The management organizations use sheep and cows to graze. To prevent disturbance, some parts of the park are closed for visitors and the road through the park is closed at night.

==Sightseeing==
Located on the Holterberg is the Holten Canadian War Cemetery, one of the largest military cemeteries in the Netherlands, in which soldiers killed during World War II are buried. The Commonwealth War Graves Commission maintains the graves of the Canadian soldiers buried at this cemetery. The cemetery contains 1393 graves and is accessible to the public.

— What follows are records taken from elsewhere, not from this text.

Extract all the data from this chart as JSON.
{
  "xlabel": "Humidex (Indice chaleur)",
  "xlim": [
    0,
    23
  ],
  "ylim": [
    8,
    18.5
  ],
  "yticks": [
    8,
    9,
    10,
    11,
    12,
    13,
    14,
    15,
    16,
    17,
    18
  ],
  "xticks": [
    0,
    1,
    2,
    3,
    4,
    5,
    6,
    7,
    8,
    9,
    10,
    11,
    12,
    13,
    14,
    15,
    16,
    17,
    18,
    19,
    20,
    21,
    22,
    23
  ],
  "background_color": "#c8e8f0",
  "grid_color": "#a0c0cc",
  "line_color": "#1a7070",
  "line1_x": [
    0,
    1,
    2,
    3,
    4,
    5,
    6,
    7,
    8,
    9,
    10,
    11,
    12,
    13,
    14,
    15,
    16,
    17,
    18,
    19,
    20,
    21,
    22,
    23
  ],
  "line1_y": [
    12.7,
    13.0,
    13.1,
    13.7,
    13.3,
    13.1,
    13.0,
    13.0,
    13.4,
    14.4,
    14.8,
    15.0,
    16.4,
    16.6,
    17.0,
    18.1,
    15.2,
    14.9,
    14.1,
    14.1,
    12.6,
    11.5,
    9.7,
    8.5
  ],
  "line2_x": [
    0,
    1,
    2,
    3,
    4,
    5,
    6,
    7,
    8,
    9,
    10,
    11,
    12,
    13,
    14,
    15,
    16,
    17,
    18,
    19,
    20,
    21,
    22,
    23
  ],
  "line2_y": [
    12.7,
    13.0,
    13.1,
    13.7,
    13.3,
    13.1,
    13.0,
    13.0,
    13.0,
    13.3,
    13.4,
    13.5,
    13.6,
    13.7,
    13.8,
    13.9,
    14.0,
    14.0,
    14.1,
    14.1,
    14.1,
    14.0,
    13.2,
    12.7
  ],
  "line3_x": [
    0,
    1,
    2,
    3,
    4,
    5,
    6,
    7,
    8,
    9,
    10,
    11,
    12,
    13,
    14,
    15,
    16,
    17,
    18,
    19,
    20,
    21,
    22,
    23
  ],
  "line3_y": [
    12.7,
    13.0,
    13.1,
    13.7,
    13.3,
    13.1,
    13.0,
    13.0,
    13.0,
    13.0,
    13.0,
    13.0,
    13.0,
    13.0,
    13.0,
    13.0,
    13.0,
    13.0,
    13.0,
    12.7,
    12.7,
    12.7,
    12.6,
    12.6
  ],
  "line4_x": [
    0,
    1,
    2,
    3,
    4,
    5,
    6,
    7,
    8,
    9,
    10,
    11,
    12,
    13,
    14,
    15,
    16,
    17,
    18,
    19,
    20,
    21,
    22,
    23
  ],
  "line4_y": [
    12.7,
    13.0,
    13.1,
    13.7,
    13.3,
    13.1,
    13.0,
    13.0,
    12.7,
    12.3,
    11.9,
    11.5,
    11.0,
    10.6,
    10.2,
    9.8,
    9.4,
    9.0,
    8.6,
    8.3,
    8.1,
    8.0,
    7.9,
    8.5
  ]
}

At Twilhaar (on the Nijverdalsche Berg), you'll find remnants of old civilisation, and a sheep pen, as well as the Memorial for Labour Camp Twilhaar. This memorial was revealed in Oct 2003, along the Paltheweg, Nijverdal. The memorial is dedicated to the men transported from this camp in 1942 to camp Westerbork; almost all of them were murdered at Auschwitz.

==Education and recreation==
Within the park Staatsbosbeheer has a visitor centre, within which a public observatory is located. The visitor centre is located in the municipality of Nijverdal along the N35. The visitor centre hosts a permanent interactive exhibition on the history of the Sallandse Heuvelrug. Excursions are accessible for people with mobility impairments through the use of an electro car or horse tram. Along the two-kilometre trail located close to the visitor centre, there are numerous activities for children to participate in.

The park contains numerous bushwalking, cycling, mountain biking trails, as well as riding routes. It is an important area for long distance walking and biking and there are many campsites, restaurants, and hotels.

Near Holten is a museum for natural history, Natuurdiorama Holterberg.